New milestone for NIVA: Meets American requirements for ballast water management methods

After NIVA was officially approved by the US Coast Guard and DNV-GL as a test facility subcontractor for ballast water treatment in March this year, NIVA’s ballast water team has worked intensively with Optimarin, a Norwegian provider of technology based on filtration and UV-treatment of ballast water. In November they had a breakthrough.

The International Ballast Water Convention, adopted by the International Maritime Organization (IMO) in 2004, has for several years been near ratification and is now about to be realized. The convention will enter into force one year after it has been ratified by 30 countries – representing 35 percent of the world’s ballast water tonnage. Norway approved the convention in 2006 and there is hope that the convention will be ratified in 2015.

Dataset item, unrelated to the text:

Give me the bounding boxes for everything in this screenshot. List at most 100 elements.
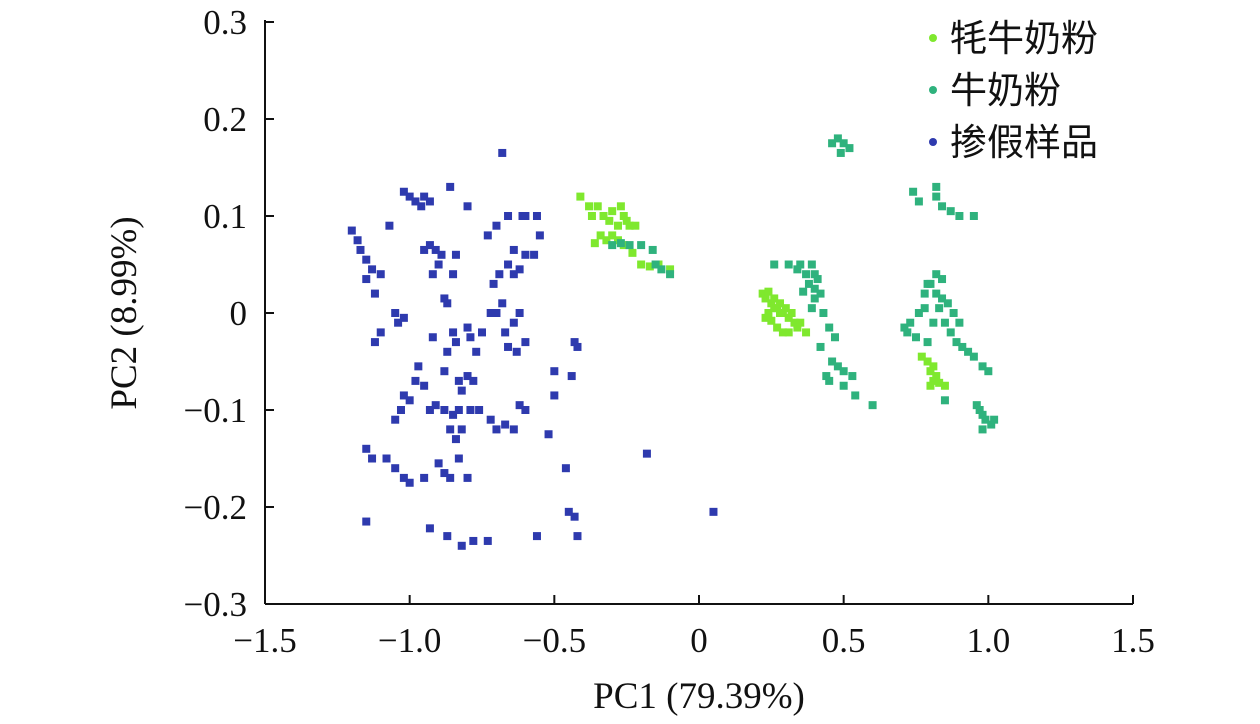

The US government has chosen to set their own requirements for ships operating in US waters. These requirements have forced ship owners to comply with the regulations of the US Coast Guard (USCG) as well as the upcoming ratification of the IMO Convention.

Viability versus vitality

The challenge has been that where the IMO’s accepted enumeration method of living organisms in ballast water identifies the cells being able to multiply after treatment (viability) – by the so-called culture method – the United States requires the use of living cells enumeration method that identifies the organisms as immediately dead post water treatment (vitality)- by the so-called staining method.

This is a problem, especially for ballast purification equipment with ultraviolet radiation (UV) as an important component. UV acts primarily by damaging DNA, with relatively large doses of UV needed to instantly kill an organism – but significantly less is required to stop the organism’s ability to reproduce. This is the basis of the UV method of ballast water treatment; an organism which is unable to reproduce is not considered an ecosystem threat.

Using an UV dose that kills instantly would require so much energy that it – until recently – was unrealistic to use such equipment aboard boats to treat many hundreds or thousands of cubic meters of water per hour.

It is therefore with great joy and relief that NIVA has now succeeded in showing – for the first time – that Optimarin’s UV-technology now also meets USCG requirements.

– USCG unconsciously closed the market for UV-technologies because they require the use of a staining method that overestimates the number of living organisms after UV treatment – the so-called “false positive”, says Stephanie Delacroix, researcher at NIVA and head of NIVA’s ballast team.